On the global stage, we identify value in the Chinese market, even as geopolitical tensions cast long shadows. While our positioning in this market via our more aggressive Global Tactical Asset Allocation (GTAA) strategies has not produced the expected results recently, we remain optimistic. China’s economic trajectory post-COVID lockdown reopening and its stimulative policies make it a compelling investment opportunity. Our positive outlook extends to Chile, a country currently outperforming others, particularly due to the rise in copper prices and the global shift towards electric vehicles and battery technologies, underpinned by the country’s abundant lithium reserves.

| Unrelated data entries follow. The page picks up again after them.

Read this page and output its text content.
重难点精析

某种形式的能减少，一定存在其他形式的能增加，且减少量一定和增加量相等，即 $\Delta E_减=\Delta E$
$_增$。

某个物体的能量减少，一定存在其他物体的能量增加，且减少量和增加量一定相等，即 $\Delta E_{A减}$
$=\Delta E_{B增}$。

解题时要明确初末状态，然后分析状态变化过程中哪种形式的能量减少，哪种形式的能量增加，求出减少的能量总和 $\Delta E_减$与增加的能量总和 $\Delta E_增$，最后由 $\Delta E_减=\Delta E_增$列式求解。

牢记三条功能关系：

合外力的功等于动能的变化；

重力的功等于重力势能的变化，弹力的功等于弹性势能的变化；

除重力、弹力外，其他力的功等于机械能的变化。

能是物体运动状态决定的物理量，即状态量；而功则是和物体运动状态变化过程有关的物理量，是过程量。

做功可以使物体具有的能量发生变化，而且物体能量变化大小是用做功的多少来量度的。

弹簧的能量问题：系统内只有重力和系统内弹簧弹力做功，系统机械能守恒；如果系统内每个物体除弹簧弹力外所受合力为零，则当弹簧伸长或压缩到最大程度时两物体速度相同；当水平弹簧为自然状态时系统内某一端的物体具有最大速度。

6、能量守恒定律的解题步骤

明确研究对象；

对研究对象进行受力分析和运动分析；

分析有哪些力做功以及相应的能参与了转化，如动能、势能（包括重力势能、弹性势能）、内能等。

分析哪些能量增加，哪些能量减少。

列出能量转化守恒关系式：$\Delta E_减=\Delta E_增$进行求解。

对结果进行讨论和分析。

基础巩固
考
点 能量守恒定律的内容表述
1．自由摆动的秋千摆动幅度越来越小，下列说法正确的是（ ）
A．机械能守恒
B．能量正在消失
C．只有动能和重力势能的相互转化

In terms of interest rates, it is our view that short-term rates will remain higher for longer than most market predictions, while long-term rates are expected to remain steady but with the potential to creep upward. Our GTAA investment strategy based on this outlook incorporates a mix of short-duration Floating Rate notes such as CLO AAA-rated and Bank Loans. These instruments, with their floating rates, are advantageous in the current environment of high short-term rates and elevated interest rate uncertainty.
In the credit arena, we see corporate debt being bolstered by a generally stabilizing outlook for corporate earnings. While higher interest rates are a headwind, businesses appear to be adapting, and the risk for a financial crisis remains low.
To conclude, our market outlook for the remainder of 2023 is positive. We believe in the transformative potential of AI and semiconductors, the resilience of the U.S. economy, and the promise of emerging markets like China and Chile. As we navigate through 2023, we intend to seize the opportunities presented while keeping a careful watch on the inherent risks. Armed with our experience and rigorous fundamental analysis, we remain confident about steering through these shifting economic currents and delivering value for our clients.
This communication does not constitute an offer to sell, or a solicitation of an offer to purchase, an interest in any AWA fund, AWA strategy, or any other investment product.
The views expressed are as of June 9, 2023 and are a general guide to the views of AWA. The information and opinions contained in this document have been compiled or arrived at based upon information obtained from sources believed to be reliable and in good faith. All such information and opinions are subject to change without notice. A number of the comments in this document are based on current expectations and are considered “forward-looking statements.” Actual future results, however, may prove to be different from expectations. The opinions expressed are a reflection of AWA’s best judgment at the time this letter was drafted, and any obligation to update or alter forward-looking statements as a result of new information, future events, or otherwise is disclaimed.
Past performance does not guarantee future results. Any and all graphs in this presentation should not be used to make investment decisions.